When will it happen, baby?It could be near, but then maybe it could be far."
"Dear Miss Bosch,
We regret to inform you that you have not been accepted to our honors program. Your name has been placed on a waiting list, and we will inform you of your updated entry status in May."
My curling fists began to crumple the neat, straight letter head. Amazing how professorially succinct rejection can be.
Also amazing how much harder "maybe" is than no.
"Maybe" keeps some hope alive, keeps you feeling that perhaps it all will work out after all. If you just work a little harder. If you just twisted the situation, just flirted a little more. If you just gave it some time, or maybe if you just made a move.
And we all know that "maybe" rarely means "yes," but it leaves just enough room for hope that, when the final rejection comes, it can hurt so much more.
So once again I find myself waiting, drinking hot chi and watching the snow fall outside the window in huge, frozen chunks of white. Jack Johnson is singing to me from inside the ear-buds. Singing about maybe and how it pretty much always means no. I scald my mouth on the chi and wrap my fingers around the warm mug. This I can feel: the heat melting into my fingers on the smooth ceramic, the sting on the tip of my tongue. It is manageable. It quantifiable.
Much the same way anxiety isn't.
So I look ahead at an unknown, uncertain future. Everything hidden and tucked away. I stand outside in the cold where swirling flakes of ice sting in my eyes and obscure the path. My tears freeze on frostbitten skin. My frozen fingers search for something to hold onto, but in the frozen flakes I'm blind.

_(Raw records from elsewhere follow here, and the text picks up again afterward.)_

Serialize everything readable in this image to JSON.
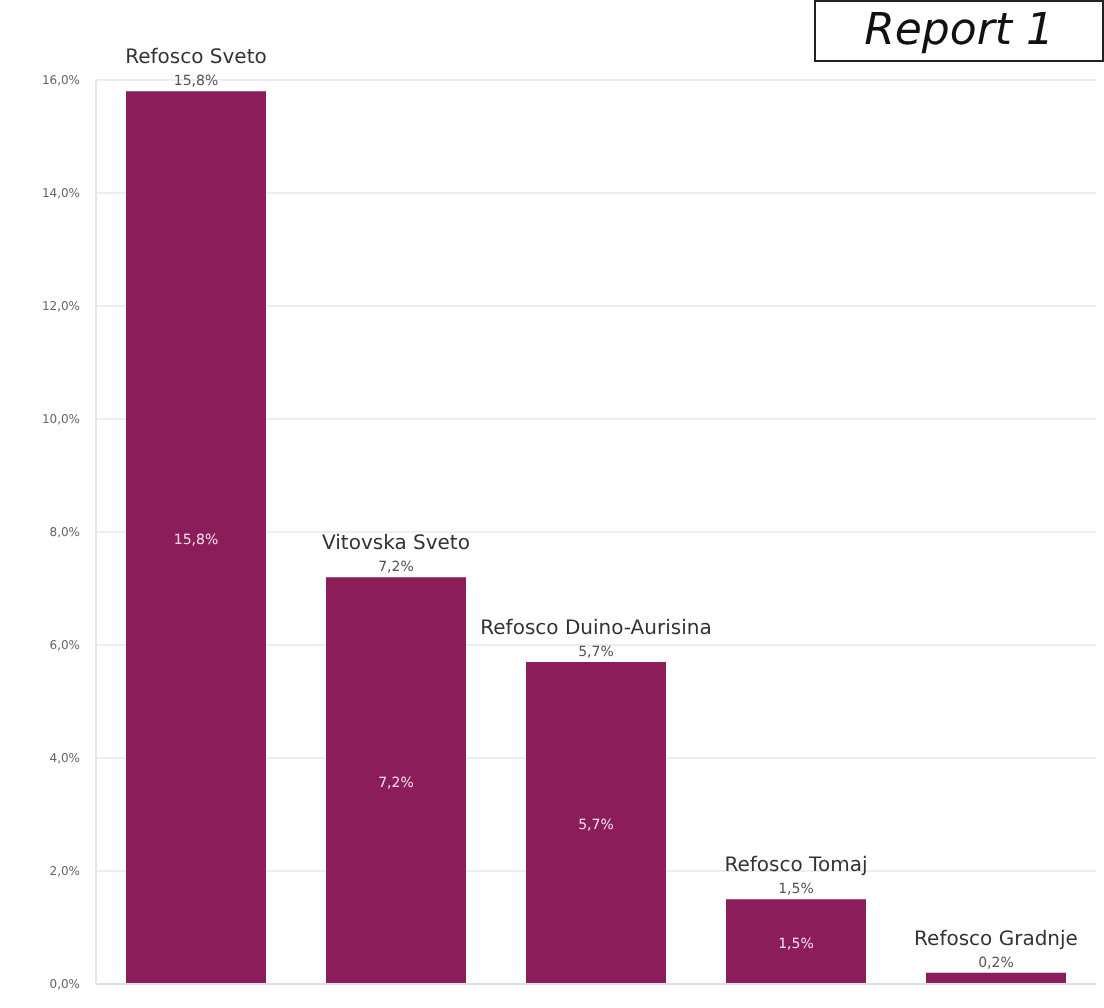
{
  "chart_data": {
    "type": "bar",
    "categories": [
      "Refosco Sveto",
      "Vitovska Sveto",
      "Refosco Duino-Aurisina",
      "Refosco Tomaj",
      "Refosco Gradnje"
    ],
    "values": [
      15.8,
      7.2,
      5.7,
      1.5,
      0.2
    ],
    "value_labels": [
      "15,8%",
      "7,2%",
      "5,7%",
      "1,5%",
      "0,2%"
    ],
    "color": "#8b1e5a",
    "ylim": [
      0,
      16
    ],
    "yticks": [
      {
        "value": 0,
        "label": "0,0%"
      },
      {
        "value": 2,
        "label": "2,0%"
      },
      {
        "value": 4,
        "label": "4,0%"
      },
      {
        "value": 6,
        "label": "6,0%"
      },
      {
        "value": 8,
        "label": "8,0%"
      },
      {
        "value": 10,
        "label": "10,0%"
      },
      {
        "value": 12,
        "label": "12,0%"
      },
      {
        "value": 14,
        "label": "14,0%"
      },
      {
        "value": 16,
        "label": "16,0%"
      }
    ],
    "grid": "y",
    "tick_labels": "y",
    "annotations": [
      "Report 1"
    ]
  }
}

And I look behind at a piling weight of rejection, at the flakes building one on one on one till I break under the weight. And no crystal is heavy alone. No one is crushed by small stones, but whose fault is the avalanche: the mountainside or the first falling pebble? Hurricanes are formed in tiny drops, and blizzards are built from fragile flakes. And who's to say which is the one that kills you?
Oh God, I'm freezing. And I'm lost. I'm weak, and I can't be strong anymore. And I know You are sufficient, but right now I just want to be held. And I can't even get that this year can I? And I miss my family, and the one room where I felt safe. And I'm really alone, and that's really not going to change is it? And when you're the strong one there's no waiting arms to pick you up, to carry you when you falter, when your strength is gone. And if You're so sufficient, why does this feel so much like dying alone in a snow storm?
And I look out the glass again and notice the snow has stopped. Only the wind picks up little pieces here and there to dance with them in endless dips and twirls. And I realize that I am no different from they. No greater. No more mighty. Delicate, so delicate, and for all my claims of strength, a fragile, frozen vapor -- here for a moment to spin in the arms of the wind, then is gone. And You are the breath that molds these white drifts. You are the sculptor of this bleached landscape, the choreographer of this life.
And under all this, who am I?
Tiny, cold, and moribund.
Yet intricate. Formed. Frozen unique. Never has been another. Never to be again. Soiled and filthy, yet somehow seen as white. "Dear Miss Bosch." The one, the only, the very, very small. The very, very loved.
And God, I don't need You to prove Your love. I just need Your love to be enough.
My chi has grown cold; my breath fogs the window pane. And for this brief instant on the frigid dance floor, I stop and find something peaceful in the sight of a late February snowfall.
Not a piece is accidental.
Not a flake is out of place.
Not even me.
So I watch.
And think that there's nothing more beautiful.
Stop writing beautiful things; I'm developing an inferiority complex. I absolutely know what you mean about hope. In fact, I think all great thinkers and artists are painfully aware of how grating hope can be against the human heart. Friedrich Nietzsche wrote, "Hope is greatest of evils, for it prolongs the torments of man." Maybes and false hopes are much more capable torturers and taskmasters than any outright defeat. However, what you said is the most brilliant and appropriate response to such feelings:
ReplyDelete"I don't need You to prove your love. I just need Your love to be enough." How very Job.
I'm sorry whatever-it-was didn't pan out for you, but chin up. It's cliche as hell, but God has very particular and special plans for people like you. If you didn't have a specific purpose, you wouldn't be here.